NEW YORK -- Masahiro Tanaka can only do so much.
As brilliant as he has been in his first two months in the major leagues, Tanaka can only pitch every fifth day. He can almost always get the New York Yankees a win.
He can't always lift their mood. And he can't, by himself, lift them to a championship level.
Tanaka was outstanding again in Saturday's start against the Minnesota Twins. As catcher Brian McCann said, Tanaka easily could have thrown a complete-game shutout. As it was, he didn't allow an earned run in eight innings, getting credit for the 3-1 win because of McCann's tie-breaking double in the eighth.
"Another great performance," McCann said.
And yet it was also another game and another day in which the Yankees' non-Tanaka weaknesses were badly exposed.
New York Yankees
They struggled to score against the starting pitcher with the worst ERA in the majors (Twins right-hander Kevin Correia).
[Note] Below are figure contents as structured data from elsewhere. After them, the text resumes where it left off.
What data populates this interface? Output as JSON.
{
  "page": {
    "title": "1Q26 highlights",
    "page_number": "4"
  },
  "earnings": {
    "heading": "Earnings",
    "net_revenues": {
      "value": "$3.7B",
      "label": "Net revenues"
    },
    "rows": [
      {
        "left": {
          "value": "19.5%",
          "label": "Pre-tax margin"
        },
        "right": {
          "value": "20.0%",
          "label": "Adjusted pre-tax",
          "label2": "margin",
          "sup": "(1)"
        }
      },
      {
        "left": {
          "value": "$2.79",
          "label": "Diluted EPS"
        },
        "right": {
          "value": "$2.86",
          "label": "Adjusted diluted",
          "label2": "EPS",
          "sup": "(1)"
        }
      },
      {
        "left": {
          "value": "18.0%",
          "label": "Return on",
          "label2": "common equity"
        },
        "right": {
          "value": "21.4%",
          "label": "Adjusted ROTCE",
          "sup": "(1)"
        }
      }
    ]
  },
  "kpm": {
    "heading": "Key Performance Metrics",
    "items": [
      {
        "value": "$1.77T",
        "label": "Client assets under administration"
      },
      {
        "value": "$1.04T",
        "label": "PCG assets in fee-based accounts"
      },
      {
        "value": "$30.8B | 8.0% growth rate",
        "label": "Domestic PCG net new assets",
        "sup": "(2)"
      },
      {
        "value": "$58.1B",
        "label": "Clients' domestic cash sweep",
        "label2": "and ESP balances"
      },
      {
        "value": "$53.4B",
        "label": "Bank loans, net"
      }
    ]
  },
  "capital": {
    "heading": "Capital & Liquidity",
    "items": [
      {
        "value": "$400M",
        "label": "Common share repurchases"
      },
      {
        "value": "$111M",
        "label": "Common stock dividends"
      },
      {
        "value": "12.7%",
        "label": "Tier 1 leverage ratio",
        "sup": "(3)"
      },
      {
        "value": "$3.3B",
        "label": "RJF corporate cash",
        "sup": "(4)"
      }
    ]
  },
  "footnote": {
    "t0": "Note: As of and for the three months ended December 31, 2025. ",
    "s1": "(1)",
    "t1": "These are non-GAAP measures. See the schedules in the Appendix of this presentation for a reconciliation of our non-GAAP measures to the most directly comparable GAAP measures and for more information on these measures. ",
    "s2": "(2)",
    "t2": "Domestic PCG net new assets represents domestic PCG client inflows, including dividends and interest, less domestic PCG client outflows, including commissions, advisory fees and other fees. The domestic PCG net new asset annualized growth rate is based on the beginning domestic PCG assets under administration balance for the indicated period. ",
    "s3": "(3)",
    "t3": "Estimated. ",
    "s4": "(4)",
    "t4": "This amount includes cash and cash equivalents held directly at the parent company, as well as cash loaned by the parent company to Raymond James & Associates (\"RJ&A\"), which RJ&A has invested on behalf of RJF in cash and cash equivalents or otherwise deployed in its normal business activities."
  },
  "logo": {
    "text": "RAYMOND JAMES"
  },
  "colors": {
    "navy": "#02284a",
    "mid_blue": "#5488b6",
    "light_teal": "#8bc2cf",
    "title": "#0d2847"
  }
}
They turned 15 baserunners into just three runs in large part because they don't have enough power to take advantage of their ballpark.
And Mark Teixeira, who remains their leading home run hitter despite missing a third of their games, had to come out after two plate appearances because of continuing soreness in his surgically repaired right wrist.
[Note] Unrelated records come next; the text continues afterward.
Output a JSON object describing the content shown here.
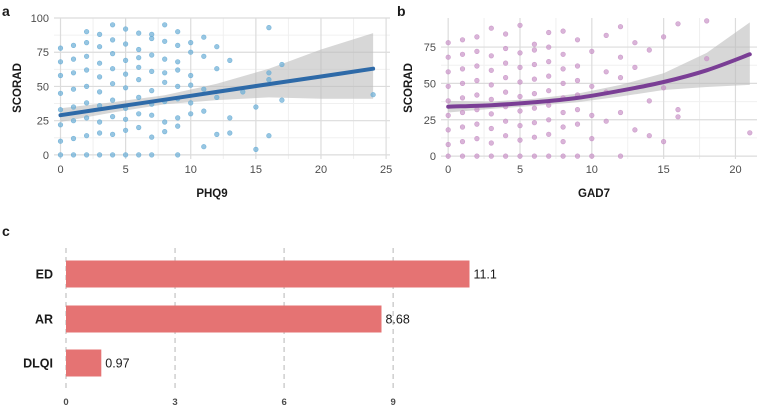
{
  "chart_data": [
    {
      "panel": "a",
      "type": "scatter",
      "xlabel": "PHQ9",
      "ylabel": "SCORAD",
      "xlim": [
        -0.5,
        25.3
      ],
      "ylim": [
        -3,
        100
      ],
      "xticks": [
        0,
        5,
        10,
        15,
        20,
        25
      ],
      "yticks": [
        0,
        25,
        50,
        75,
        100
      ],
      "point_color": "#6baed6",
      "line_color": "#2e6aa8",
      "band_color": "#bdbdbd",
      "fit": {
        "x": [
          0,
          4,
          8,
          12,
          16,
          20,
          24
        ],
        "y": [
          29,
          34.7,
          40.3,
          46,
          51.7,
          57.3,
          63
        ]
      },
      "ci_low": [
        24,
        31,
        37,
        40,
        42,
        41,
        41
      ],
      "ci_high": [
        34,
        38.5,
        43.5,
        52,
        63,
        77,
        89
      ],
      "points": [
        [
          0,
          0
        ],
        [
          1,
          0
        ],
        [
          2,
          0
        ],
        [
          3,
          0
        ],
        [
          4,
          0
        ],
        [
          5,
          0
        ],
        [
          6,
          0
        ],
        [
          7,
          0
        ],
        [
          9,
          0
        ],
        [
          15,
          4
        ],
        [
          11,
          6
        ],
        [
          0,
          10
        ],
        [
          1,
          12
        ],
        [
          2,
          14
        ],
        [
          3,
          16
        ],
        [
          4,
          15
        ],
        [
          5,
          18
        ],
        [
          6,
          20
        ],
        [
          7,
          13
        ],
        [
          8,
          17
        ],
        [
          9,
          21
        ],
        [
          12,
          15
        ],
        [
          13,
          16
        ],
        [
          16,
          14
        ],
        [
          0,
          22
        ],
        [
          1,
          25
        ],
        [
          2,
          27
        ],
        [
          3,
          24
        ],
        [
          4,
          28
        ],
        [
          5,
          26
        ],
        [
          6,
          30
        ],
        [
          7,
          29
        ],
        [
          8,
          24
        ],
        [
          9,
          27
        ],
        [
          10,
          30
        ],
        [
          11,
          32
        ],
        [
          13,
          27
        ],
        [
          15,
          35
        ],
        [
          0,
          33
        ],
        [
          1,
          35
        ],
        [
          2,
          38
        ],
        [
          3,
          36
        ],
        [
          4,
          40
        ],
        [
          5,
          34
        ],
        [
          6,
          42
        ],
        [
          7,
          37
        ],
        [
          8,
          39
        ],
        [
          9,
          41
        ],
        [
          10,
          38
        ],
        [
          12,
          42
        ],
        [
          17,
          40
        ],
        [
          0,
          45
        ],
        [
          1,
          48
        ],
        [
          2,
          50
        ],
        [
          3,
          46
        ],
        [
          4,
          52
        ],
        [
          5,
          49
        ],
        [
          6,
          55
        ],
        [
          7,
          47
        ],
        [
          8,
          53
        ],
        [
          9,
          50
        ],
        [
          10,
          51
        ],
        [
          11,
          48
        ],
        [
          14,
          46
        ],
        [
          16,
          55
        ],
        [
          24,
          44
        ],
        [
          0,
          58
        ],
        [
          1,
          60
        ],
        [
          2,
          62
        ],
        [
          3,
          57
        ],
        [
          4,
          63
        ],
        [
          5,
          59
        ],
        [
          6,
          64
        ],
        [
          7,
          61
        ],
        [
          8,
          60
        ],
        [
          9,
          62
        ],
        [
          10,
          58
        ],
        [
          12,
          63
        ],
        [
          16,
          60
        ],
        [
          0,
          68
        ],
        [
          1,
          70
        ],
        [
          2,
          72
        ],
        [
          3,
          67
        ],
        [
          4,
          74
        ],
        [
          5,
          69
        ],
        [
          6,
          71
        ],
        [
          7,
          73
        ],
        [
          8,
          70
        ],
        [
          9,
          68
        ],
        [
          10,
          75
        ],
        [
          11,
          72
        ],
        [
          13,
          69
        ],
        [
          17,
          66
        ],
        [
          0,
          78
        ],
        [
          1,
          80
        ],
        [
          2,
          82
        ],
        [
          3,
          79
        ],
        [
          4,
          84
        ],
        [
          5,
          81
        ],
        [
          6,
          77
        ],
        [
          7,
          85
        ],
        [
          8,
          83
        ],
        [
          9,
          80
        ],
        [
          10,
          82
        ],
        [
          12,
          79
        ],
        [
          2,
          90
        ],
        [
          4,
          95
        ],
        [
          5,
          92
        ],
        [
          7,
          88
        ],
        [
          8,
          95
        ],
        [
          9,
          90
        ],
        [
          11,
          86
        ],
        [
          16,
          93
        ],
        [
          3,
          88
        ],
        [
          6,
          89
        ]
      ],
      "label": "a"
    },
    {
      "panel": "b",
      "type": "scatter",
      "xlabel": "GAD7",
      "ylabel": "SCORAD",
      "xlim": [
        -0.5,
        21.5
      ],
      "ylim": [
        -2,
        95
      ],
      "xticks": [
        0,
        5,
        10,
        15,
        20
      ],
      "yticks": [
        0,
        25,
        50,
        75
      ],
      "point_color": "#c994c7",
      "line_color": "#7a3e95",
      "band_color": "#bdbdbd",
      "fit": {
        "x": [
          0,
          3,
          6,
          9,
          12,
          15,
          18,
          21
        ],
        "y": [
          34,
          35,
          37,
          40,
          45,
          51,
          59,
          70
        ]
      },
      "ci_low": [
        30,
        32.5,
        34.5,
        37,
        41,
        45.5,
        47.5,
        49
      ],
      "ci_high": [
        38,
        37.5,
        39.5,
        43,
        49,
        57,
        71,
        92
      ],
      "points": [
        [
          0,
          0
        ],
        [
          1,
          0
        ],
        [
          2,
          0
        ],
        [
          3,
          0
        ],
        [
          4,
          0
        ],
        [
          5,
          0
        ],
        [
          6,
          0
        ],
        [
          7,
          0
        ],
        [
          8,
          0
        ],
        [
          9,
          0
        ],
        [
          10,
          0
        ],
        [
          12,
          0
        ],
        [
          0,
          8
        ],
        [
          1,
          10
        ],
        [
          2,
          12
        ],
        [
          3,
          9
        ],
        [
          4,
          14
        ],
        [
          5,
          11
        ],
        [
          6,
          13
        ],
        [
          7,
          15
        ],
        [
          8,
          10
        ],
        [
          10,
          12
        ],
        [
          14,
          14
        ],
        [
          15,
          10
        ],
        [
          0,
          18
        ],
        [
          1,
          20
        ],
        [
          2,
          22
        ],
        [
          3,
          19
        ],
        [
          4,
          24
        ],
        [
          5,
          21
        ],
        [
          6,
          23
        ],
        [
          7,
          25
        ],
        [
          8,
          20
        ],
        [
          9,
          22
        ],
        [
          11,
          24
        ],
        [
          13,
          18
        ],
        [
          0,
          28
        ],
        [
          1,
          30
        ],
        [
          2,
          32
        ],
        [
          3,
          29
        ],
        [
          4,
          34
        ],
        [
          5,
          31
        ],
        [
          6,
          33
        ],
        [
          7,
          35
        ],
        [
          8,
          30
        ],
        [
          9,
          32
        ],
        [
          10,
          28
        ],
        [
          12,
          30
        ],
        [
          16,
          27
        ],
        [
          16,
          32
        ],
        [
          21,
          16
        ],
        [
          0,
          38
        ],
        [
          1,
          40
        ],
        [
          2,
          42
        ],
        [
          3,
          39
        ],
        [
          4,
          44
        ],
        [
          5,
          41
        ],
        [
          6,
          43
        ],
        [
          7,
          45
        ],
        [
          8,
          40
        ],
        [
          9,
          42
        ],
        [
          11,
          44
        ],
        [
          14,
          38
        ],
        [
          0,
          48
        ],
        [
          1,
          50
        ],
        [
          2,
          52
        ],
        [
          3,
          49
        ],
        [
          4,
          54
        ],
        [
          5,
          51
        ],
        [
          6,
          53
        ],
        [
          7,
          55
        ],
        [
          8,
          50
        ],
        [
          9,
          52
        ],
        [
          10,
          48
        ],
        [
          12,
          54
        ],
        [
          15,
          47
        ],
        [
          0,
          58
        ],
        [
          1,
          60
        ],
        [
          2,
          62
        ],
        [
          3,
          59
        ],
        [
          4,
          64
        ],
        [
          5,
          61
        ],
        [
          6,
          63
        ],
        [
          7,
          65
        ],
        [
          8,
          60
        ],
        [
          9,
          62
        ],
        [
          11,
          58
        ],
        [
          13,
          61
        ],
        [
          0,
          68
        ],
        [
          1,
          70
        ],
        [
          2,
          72
        ],
        [
          3,
          69
        ],
        [
          4,
          74
        ],
        [
          5,
          71
        ],
        [
          6,
          73
        ],
        [
          7,
          75
        ],
        [
          8,
          70
        ],
        [
          10,
          72
        ],
        [
          12,
          68
        ],
        [
          14,
          73
        ],
        [
          18,
          67
        ],
        [
          0,
          78
        ],
        [
          1,
          80
        ],
        [
          2,
          82
        ],
        [
          4,
          84
        ],
        [
          6,
          77
        ],
        [
          7,
          85
        ],
        [
          9,
          80
        ],
        [
          11,
          83
        ],
        [
          13,
          78
        ],
        [
          15,
          82
        ],
        [
          3,
          88
        ],
        [
          5,
          90
        ],
        [
          8,
          86
        ],
        [
          12,
          89
        ],
        [
          16,
          91
        ],
        [
          18,
          93
        ]
      ],
      "label": "b"
    },
    {
      "panel": "c",
      "type": "bar",
      "orientation": "horizontal",
      "categories": [
        "ED",
        "AR",
        "DLQI"
      ],
      "values": [
        11.1,
        8.68,
        0.97
      ],
      "value_labels": [
        "11.1",
        "8.68",
        "0.97"
      ],
      "xlim": [
        0,
        11.5
      ],
      "xticks": [
        0,
        3,
        6,
        9
      ],
      "bar_color": "#e57373",
      "label": "c"
    }
  ]
}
There was also bad news to report on Michael Pineda, who once again had to be shut down from throwing as he tries to come back from a back muscle problem that has sidelined him since April. The continuing absence of Pineda and CC Sabathia, on the DL with right knee inflammation and with no certainty about when he'll return, puts even more pressure on Tanaka to carry the Yankees' rotation -- and to some extent, the entire team.
The good news for the Yankees is that Tanaka seems up for trying to do just that. His $155 million contract looks like more of a bargain each time he pitches, as he continues to pile up innings and wins and continues to lower an ERA that is now 2.06, the best in the American League.
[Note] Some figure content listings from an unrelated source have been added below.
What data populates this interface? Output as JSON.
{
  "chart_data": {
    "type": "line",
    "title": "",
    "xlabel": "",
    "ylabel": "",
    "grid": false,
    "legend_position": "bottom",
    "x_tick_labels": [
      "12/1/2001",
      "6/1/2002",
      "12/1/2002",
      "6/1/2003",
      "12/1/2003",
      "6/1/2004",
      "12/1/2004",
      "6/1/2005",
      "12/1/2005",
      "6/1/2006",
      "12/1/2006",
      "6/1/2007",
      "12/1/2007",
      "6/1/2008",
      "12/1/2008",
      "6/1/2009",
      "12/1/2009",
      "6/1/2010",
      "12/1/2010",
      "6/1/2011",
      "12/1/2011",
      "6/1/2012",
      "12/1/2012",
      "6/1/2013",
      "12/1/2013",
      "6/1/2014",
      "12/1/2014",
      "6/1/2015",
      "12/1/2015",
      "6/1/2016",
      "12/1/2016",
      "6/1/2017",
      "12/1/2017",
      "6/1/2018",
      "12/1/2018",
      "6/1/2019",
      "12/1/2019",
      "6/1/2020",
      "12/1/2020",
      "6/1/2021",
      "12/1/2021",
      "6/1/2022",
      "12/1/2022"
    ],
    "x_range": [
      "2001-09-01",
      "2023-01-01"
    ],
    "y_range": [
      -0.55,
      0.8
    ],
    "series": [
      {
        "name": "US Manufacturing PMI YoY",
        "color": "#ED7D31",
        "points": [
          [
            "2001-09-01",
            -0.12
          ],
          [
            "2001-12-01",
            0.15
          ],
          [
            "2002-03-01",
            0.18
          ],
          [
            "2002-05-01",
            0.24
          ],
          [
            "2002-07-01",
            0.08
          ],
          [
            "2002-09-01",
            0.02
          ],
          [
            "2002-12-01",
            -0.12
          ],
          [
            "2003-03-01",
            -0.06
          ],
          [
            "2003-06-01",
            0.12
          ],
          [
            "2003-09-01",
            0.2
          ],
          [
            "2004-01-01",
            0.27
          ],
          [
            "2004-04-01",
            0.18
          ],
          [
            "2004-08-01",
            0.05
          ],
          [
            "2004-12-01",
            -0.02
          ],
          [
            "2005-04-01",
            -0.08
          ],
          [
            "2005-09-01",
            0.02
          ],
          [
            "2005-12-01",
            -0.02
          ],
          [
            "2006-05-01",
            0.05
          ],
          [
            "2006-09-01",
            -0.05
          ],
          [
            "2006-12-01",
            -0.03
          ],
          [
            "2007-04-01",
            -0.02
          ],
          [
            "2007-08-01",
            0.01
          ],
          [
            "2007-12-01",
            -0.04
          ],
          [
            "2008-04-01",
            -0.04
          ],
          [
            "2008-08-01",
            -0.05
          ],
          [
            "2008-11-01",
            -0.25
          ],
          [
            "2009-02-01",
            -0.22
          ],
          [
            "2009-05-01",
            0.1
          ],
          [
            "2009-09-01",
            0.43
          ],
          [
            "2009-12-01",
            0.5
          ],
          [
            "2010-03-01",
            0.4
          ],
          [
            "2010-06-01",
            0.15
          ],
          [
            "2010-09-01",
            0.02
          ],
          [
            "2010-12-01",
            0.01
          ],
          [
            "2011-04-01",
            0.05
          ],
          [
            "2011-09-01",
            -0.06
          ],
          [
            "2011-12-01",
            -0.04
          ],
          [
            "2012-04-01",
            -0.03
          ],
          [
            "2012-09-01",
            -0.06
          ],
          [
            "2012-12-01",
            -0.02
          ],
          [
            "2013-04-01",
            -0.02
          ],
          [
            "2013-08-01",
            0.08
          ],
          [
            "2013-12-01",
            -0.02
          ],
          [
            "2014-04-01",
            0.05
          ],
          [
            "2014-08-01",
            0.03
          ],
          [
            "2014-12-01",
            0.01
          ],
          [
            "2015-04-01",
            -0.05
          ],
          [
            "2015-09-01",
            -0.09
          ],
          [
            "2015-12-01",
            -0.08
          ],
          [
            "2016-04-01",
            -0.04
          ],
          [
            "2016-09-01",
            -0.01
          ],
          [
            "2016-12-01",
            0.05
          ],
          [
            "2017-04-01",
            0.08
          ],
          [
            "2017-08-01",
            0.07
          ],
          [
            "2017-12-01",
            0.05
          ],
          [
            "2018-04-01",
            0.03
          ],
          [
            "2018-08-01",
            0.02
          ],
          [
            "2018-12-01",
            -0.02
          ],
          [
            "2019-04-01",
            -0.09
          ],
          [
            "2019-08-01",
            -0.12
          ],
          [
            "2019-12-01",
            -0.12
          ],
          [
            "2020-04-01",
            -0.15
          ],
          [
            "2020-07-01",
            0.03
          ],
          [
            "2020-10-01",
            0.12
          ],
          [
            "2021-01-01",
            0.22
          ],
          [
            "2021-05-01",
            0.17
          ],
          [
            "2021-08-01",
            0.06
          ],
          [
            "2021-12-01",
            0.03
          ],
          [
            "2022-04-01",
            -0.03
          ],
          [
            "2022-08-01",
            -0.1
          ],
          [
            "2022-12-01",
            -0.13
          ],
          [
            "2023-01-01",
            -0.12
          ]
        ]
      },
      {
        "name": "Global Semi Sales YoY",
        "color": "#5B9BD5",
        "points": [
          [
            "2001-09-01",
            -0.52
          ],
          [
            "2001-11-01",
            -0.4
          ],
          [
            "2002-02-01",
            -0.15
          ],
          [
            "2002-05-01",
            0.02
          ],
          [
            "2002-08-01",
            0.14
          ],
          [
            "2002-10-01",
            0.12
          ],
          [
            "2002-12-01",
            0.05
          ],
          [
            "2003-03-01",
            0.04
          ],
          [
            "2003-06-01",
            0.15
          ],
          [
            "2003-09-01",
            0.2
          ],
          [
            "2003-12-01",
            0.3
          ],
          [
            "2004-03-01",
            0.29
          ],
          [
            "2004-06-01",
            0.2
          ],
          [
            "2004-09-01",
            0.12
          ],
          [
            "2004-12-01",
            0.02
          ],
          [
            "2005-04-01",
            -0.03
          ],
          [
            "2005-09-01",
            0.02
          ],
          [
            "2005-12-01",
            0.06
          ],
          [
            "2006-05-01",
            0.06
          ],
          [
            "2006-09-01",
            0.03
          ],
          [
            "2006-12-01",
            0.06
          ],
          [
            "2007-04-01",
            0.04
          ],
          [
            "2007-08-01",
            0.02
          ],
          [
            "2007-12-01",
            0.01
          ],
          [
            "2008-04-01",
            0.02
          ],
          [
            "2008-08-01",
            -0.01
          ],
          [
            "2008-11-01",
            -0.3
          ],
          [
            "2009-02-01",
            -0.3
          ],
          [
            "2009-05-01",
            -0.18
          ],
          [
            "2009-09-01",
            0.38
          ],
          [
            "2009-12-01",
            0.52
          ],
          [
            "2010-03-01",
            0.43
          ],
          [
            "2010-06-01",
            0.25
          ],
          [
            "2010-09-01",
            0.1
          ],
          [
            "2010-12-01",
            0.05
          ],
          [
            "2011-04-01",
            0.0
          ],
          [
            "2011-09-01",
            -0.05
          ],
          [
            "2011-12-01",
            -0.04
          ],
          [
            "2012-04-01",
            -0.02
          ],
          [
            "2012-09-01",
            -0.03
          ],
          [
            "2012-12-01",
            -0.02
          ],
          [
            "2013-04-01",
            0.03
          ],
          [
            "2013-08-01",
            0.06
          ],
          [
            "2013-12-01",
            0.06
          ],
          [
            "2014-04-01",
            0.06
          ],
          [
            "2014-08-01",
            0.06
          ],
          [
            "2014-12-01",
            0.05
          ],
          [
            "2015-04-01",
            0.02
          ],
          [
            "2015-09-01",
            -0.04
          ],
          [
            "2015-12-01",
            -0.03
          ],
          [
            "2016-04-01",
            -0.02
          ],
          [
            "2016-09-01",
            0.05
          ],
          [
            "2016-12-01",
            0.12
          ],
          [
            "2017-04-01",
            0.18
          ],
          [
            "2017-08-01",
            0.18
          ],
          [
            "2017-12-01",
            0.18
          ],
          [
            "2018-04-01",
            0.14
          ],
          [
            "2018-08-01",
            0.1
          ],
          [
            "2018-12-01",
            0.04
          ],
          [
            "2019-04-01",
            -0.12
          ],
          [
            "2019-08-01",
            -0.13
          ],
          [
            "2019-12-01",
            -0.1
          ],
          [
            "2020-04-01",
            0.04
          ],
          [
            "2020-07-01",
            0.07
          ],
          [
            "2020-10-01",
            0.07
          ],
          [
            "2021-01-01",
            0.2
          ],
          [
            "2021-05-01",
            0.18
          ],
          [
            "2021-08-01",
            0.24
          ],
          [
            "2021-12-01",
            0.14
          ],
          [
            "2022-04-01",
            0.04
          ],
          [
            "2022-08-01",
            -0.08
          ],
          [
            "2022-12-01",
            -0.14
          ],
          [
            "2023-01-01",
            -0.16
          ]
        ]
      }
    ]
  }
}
The Yankees are now 9-2 in the 11 games Tanaka has started, as opposed to 20-23 when they have to start anyone else. No matter what you think of counting up pitchers' wins, Tanaka's 8-1 record reflects his contributions, given how often he has pitched deep into games and how consistently he has prevented the opposition from scoring runs.
Saturday's start was the third time Tanaka has finished eight innings, something no other Yankees starter has managed this season. Tanaka has finished seven innings seven times in 11 starts, while the rest of the rotation combined has done it just six times in 43 starts.
Tanaka has gone at least six innings in each of his starts and has yet to allow more than three earned runs in any of them. The only other pitcher to do that in his first 11 major league starts (since 1913, when earned runs became an official statistic) was Montreal's Steve Rogers, in 1973.
But you don't really need the numbers to tell you how good Tanaka has been. You need only to have watched him.
Similarly, you don't need all the numbers to tell you how flawed the rest of the Yankees' roster has looked. You need only to have seen any of their many unimpressive performances.
"Do the Yankees realize how much trouble they're in?" one veteran major league scout asked a couple of weeks back.
Whether they do or don't, and whether they are or they aren't, it's certainly a lot less trouble than they would be in if they hadn't signed Masahiro Tanaka.